L’Asie rationne le carburant tandis que Trump promet une réouverture imminente d’Ormuz

2 min de lecture

Par notre rédaction – Analyse géopolitique

Depuis deux semaines, la quasi-fermeture du détroit d’Ormuz — l’un des passages maritimes les plus stratégiques pour l’énergie mondiale — provoque une onde de choc en Asie. Plusieurs grandes économies dépendantes du pétrole importé ont commencé à rationner le carburant et à réduire temporairement l’activité économique afin de préserver leurs réserves.

Le Japon, la Corée du Sud et la Chine, qui figurent parmi les plus grands importateurs de pétrole au monde, sont particulièrement touchés.

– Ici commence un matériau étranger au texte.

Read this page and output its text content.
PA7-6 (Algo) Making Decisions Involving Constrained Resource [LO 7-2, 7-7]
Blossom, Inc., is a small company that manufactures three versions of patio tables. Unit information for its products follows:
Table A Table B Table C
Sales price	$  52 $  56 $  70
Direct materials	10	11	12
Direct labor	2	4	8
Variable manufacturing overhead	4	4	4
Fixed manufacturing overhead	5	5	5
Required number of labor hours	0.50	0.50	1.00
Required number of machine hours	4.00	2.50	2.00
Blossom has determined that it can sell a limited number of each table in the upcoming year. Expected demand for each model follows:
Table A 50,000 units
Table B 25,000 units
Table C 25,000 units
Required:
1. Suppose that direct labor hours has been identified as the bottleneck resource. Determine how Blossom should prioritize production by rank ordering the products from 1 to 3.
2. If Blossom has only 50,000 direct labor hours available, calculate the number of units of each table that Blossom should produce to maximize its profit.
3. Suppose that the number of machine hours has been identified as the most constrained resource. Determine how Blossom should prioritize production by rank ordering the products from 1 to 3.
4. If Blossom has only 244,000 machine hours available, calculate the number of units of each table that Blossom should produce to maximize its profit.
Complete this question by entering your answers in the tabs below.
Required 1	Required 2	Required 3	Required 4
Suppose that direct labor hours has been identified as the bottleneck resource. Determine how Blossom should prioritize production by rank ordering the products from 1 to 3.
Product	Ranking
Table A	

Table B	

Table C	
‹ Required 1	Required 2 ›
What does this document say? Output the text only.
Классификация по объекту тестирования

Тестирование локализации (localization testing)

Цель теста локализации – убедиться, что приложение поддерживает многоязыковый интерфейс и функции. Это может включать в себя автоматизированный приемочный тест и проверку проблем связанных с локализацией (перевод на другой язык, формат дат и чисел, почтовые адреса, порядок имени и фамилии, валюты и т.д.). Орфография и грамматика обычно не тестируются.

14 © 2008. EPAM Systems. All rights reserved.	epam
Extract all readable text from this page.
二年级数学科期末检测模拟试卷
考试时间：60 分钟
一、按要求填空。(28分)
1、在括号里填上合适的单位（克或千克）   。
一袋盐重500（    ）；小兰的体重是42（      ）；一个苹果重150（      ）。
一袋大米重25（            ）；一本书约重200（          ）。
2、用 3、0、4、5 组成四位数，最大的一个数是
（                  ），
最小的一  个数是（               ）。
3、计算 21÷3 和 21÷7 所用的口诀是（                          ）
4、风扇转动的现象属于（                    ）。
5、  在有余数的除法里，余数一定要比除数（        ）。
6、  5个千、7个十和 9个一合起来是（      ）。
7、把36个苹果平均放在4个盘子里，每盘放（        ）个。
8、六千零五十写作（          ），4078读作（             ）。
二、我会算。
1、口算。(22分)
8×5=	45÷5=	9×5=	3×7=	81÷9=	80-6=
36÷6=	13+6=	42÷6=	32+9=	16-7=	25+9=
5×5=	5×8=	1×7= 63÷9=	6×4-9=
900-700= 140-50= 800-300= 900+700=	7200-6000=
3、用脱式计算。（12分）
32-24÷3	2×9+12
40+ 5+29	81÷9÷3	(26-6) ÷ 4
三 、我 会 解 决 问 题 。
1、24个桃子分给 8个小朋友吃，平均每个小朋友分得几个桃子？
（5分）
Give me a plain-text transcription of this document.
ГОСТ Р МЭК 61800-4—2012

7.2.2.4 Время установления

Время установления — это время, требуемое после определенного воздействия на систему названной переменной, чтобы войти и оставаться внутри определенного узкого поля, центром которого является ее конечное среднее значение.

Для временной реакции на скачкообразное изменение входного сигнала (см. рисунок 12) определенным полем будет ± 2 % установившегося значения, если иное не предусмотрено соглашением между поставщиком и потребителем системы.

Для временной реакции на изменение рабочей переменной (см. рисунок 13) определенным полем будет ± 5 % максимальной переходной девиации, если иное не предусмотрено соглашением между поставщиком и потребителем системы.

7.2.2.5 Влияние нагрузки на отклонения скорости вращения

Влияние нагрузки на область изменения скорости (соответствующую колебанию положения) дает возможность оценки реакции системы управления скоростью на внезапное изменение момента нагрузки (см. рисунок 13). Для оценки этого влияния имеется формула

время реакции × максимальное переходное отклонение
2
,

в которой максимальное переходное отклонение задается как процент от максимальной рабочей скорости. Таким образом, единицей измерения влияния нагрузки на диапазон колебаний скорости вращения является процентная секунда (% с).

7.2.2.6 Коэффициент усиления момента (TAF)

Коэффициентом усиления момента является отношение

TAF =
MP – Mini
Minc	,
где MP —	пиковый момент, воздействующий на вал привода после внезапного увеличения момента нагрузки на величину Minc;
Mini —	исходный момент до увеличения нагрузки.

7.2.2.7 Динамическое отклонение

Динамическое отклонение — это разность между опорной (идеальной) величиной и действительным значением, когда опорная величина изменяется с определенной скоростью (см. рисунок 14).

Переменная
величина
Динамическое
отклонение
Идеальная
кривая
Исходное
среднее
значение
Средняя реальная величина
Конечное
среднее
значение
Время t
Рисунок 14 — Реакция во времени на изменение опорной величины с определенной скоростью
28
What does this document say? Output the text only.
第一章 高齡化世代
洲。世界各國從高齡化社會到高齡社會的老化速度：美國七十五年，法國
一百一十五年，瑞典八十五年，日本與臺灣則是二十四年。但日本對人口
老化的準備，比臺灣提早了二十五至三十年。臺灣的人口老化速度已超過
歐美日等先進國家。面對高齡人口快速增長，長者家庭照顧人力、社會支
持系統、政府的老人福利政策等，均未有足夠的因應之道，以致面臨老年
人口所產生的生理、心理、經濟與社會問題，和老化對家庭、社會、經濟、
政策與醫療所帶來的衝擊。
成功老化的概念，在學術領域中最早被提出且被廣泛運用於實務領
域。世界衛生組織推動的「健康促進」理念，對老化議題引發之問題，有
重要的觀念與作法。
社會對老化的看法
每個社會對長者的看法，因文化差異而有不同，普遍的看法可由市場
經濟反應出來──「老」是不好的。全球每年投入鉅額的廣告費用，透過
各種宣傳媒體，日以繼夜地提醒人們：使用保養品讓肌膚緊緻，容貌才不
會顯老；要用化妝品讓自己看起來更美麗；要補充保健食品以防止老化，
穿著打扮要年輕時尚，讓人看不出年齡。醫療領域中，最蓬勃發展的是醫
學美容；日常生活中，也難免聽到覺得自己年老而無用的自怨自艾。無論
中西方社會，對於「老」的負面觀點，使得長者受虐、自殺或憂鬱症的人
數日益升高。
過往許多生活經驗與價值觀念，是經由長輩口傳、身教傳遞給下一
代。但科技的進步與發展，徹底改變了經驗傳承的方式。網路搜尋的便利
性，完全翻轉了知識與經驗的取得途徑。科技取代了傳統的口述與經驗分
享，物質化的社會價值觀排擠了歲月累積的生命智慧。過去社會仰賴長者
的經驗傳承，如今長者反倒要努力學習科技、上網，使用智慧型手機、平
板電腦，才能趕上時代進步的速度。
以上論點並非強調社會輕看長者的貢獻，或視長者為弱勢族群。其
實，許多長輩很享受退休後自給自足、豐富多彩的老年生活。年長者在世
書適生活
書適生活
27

À Tokyo et Séoul, certaines industries ont réduit la semaine de travail et encouragent le télétravail afin de limiter la consommation énergétique. En Chine, plusieurs provinces ont instauré des restrictions sur la distribution de carburant pour les transports non essentiels.

Le détroit d’Ormuz, situé entre Oman et l’Iran, voit transiter habituellement près d’un cinquième du pétrole mondial. Sa perturbation, même partielle, suffit à déstabiliser les marchés et à déclencher des mesures d’urgence dans les pays dépendants des importations.

Pendant ce temps, l’ancien président américain Donald Trump a tenté de calmer les inquiétudes. Dans une déclaration relayée sur ses réseaux, il a affirmé qu’il n’y avait « aucune raison de s’inquiéter » et que le passage maritime « rouvrira bientôt ».

Il a également indiqué que certaines sanctions contre « certains pays » pourraient être levées afin de stabiliser les marchés de l’énergie, sans préciser lesquels.

Ces déclarations ont toutefois laissé perplexes plusieurs analystes. L’absence de détails concrets et le ton optimiste contrastent avec la réalité logistique et militaire d’une route maritime toujours perturbée.

Pour l’instant, les marchés énergétiques restent nerveux. Les cargaisons sont retardées, les primes d’assurance maritime grimpent et les gouvernements asiatiques cherchent à sécuriser des approvisionnements alternatifs.

Dans ce contexte, certains observateurs décrivent la stratégie américaine comme une « diplomatie énergétique basée sur les vibrations » : beaucoup de signaux politiques, mais peu d’indications claires sur les mécanismes concrets qui permettraient de rétablir rapidement le flux pétrolier mondial.